The agreement aimed at protecting the pristine wilderness of Antarctica was finally reached at an annual meeting in Hobart with Russia dropping its long-held opposition, due to concerns over fishing rights. China, which had earlier opposed the deal, had offered its support last year.
Under the deal, sealed by the Conservation of Antarctic Marine Living Resources (CCAMLR), the US and New Zealand-backed marine protected area will be established in the Ross Sea.
It will cover more than 1.55 million square kilometres (600,000 square miles), of which 1.12 million square kilometres will be a no fishing zone, New Zealand foreign minister Murray McCully announced.
"The proposal required some changes in order to gain the unanimous support of all 25 CCAMLR members and the final agreement balances marine protection, sustainable fishing and science interests," he said. "The boundaries of the MPA, however, remain unchanged."

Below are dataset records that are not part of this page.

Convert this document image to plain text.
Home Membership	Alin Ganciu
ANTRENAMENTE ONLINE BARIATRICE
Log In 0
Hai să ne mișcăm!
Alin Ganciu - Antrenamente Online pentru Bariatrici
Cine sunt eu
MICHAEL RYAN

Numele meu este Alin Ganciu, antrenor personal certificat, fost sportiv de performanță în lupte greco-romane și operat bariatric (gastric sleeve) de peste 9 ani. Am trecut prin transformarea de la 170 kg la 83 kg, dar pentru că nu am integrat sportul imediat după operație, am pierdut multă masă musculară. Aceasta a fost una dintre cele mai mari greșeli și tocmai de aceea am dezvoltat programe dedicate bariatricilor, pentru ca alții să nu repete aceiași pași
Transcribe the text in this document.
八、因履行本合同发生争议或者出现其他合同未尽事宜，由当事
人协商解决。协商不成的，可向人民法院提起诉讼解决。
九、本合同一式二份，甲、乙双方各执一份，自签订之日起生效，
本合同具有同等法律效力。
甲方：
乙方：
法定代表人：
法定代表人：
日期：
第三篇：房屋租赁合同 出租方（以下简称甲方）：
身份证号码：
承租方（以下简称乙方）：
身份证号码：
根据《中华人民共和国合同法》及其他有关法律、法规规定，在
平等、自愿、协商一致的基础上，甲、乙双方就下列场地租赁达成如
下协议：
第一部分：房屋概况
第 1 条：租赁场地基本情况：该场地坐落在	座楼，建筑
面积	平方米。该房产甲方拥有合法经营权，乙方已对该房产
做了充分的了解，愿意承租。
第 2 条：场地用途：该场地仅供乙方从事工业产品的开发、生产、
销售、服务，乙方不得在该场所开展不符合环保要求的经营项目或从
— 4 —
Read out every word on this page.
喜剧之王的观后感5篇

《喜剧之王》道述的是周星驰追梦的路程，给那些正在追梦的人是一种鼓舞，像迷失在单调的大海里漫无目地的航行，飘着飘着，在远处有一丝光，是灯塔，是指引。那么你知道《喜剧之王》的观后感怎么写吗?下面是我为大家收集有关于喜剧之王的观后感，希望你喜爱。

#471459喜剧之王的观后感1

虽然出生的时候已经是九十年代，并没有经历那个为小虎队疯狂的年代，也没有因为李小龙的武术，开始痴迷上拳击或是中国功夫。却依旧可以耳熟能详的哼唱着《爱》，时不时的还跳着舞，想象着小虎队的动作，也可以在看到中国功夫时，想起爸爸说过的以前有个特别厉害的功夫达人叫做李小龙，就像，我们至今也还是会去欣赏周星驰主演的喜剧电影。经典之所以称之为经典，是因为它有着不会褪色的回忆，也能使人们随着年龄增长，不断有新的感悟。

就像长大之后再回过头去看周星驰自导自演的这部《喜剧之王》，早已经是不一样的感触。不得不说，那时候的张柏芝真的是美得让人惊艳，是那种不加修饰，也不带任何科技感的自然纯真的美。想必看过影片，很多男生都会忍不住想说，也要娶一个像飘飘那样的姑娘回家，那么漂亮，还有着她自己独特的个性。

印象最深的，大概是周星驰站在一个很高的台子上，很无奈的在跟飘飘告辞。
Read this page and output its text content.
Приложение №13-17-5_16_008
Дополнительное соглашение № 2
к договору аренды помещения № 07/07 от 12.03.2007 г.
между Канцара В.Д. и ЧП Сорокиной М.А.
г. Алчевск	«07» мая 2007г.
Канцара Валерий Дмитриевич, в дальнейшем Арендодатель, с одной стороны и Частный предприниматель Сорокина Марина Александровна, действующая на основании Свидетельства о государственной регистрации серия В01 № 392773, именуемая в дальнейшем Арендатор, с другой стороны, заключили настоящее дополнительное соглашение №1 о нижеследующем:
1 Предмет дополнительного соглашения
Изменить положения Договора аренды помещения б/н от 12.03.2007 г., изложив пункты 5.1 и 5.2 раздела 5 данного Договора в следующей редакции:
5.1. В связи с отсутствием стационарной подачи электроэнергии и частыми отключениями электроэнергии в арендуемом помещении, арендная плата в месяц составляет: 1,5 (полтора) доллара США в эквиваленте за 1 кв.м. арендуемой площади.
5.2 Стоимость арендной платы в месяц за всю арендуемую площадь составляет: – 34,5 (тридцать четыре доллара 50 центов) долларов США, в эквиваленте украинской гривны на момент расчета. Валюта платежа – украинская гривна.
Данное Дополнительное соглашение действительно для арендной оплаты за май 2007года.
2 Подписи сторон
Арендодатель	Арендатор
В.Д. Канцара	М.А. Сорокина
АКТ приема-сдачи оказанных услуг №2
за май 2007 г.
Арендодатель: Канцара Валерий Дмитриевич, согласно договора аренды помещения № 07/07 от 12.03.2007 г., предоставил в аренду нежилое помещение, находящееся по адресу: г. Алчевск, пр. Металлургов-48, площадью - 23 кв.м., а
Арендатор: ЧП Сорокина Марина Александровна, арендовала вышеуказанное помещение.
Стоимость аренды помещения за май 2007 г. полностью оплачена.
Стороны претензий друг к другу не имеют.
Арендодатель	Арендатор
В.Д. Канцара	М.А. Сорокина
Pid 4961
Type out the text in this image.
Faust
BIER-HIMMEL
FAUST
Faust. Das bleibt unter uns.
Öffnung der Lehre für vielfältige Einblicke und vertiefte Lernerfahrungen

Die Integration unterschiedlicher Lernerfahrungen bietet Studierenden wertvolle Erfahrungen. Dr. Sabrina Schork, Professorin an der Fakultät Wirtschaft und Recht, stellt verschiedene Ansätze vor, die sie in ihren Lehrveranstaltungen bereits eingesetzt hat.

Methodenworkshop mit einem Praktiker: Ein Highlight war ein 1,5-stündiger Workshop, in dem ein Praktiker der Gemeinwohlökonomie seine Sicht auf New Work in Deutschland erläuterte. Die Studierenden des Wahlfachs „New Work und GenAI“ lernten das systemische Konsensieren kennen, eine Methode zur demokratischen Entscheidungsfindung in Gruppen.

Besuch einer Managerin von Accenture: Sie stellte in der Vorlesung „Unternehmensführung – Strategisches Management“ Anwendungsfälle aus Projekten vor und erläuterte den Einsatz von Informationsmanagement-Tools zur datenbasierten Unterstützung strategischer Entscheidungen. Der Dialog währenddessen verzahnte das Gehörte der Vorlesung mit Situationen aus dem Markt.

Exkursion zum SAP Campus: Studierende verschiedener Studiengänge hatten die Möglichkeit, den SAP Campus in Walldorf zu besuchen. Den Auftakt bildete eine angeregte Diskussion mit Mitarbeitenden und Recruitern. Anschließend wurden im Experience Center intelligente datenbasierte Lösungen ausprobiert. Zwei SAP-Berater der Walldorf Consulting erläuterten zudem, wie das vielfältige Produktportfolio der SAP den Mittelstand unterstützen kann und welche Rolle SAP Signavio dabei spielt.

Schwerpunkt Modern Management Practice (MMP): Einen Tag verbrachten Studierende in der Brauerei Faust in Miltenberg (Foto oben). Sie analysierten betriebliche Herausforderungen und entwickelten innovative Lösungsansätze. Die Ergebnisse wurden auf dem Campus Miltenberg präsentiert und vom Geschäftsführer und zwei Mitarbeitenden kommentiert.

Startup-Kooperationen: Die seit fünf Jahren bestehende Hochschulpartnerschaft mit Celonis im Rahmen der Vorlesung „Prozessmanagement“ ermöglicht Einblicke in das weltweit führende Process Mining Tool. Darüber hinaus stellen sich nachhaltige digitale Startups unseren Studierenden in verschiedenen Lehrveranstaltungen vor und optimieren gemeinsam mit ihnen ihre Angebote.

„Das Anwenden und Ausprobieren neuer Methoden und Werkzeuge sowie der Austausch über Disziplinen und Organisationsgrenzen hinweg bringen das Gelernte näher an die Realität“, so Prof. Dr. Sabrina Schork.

A second proposal for a protected area, the Australia and France-led East Antarctica sanctuary covering another one million square kilometre zone, could not be taken up due to shortage of time.
The project director of the Antarctic Ocean Alliance, Mike Walker, welcomed the decision, "For the first time, countries have put aside their differences to protect a large area of the Southern Ocean and international waters."
Home to penguins, seals, Antarctic toothfish, and whales, the Ross Sea is one the last intact marine ecosystems in the world, which is crucial for scientists to study how marine ecosystems function and to understand the impacts of climate change on the ocean.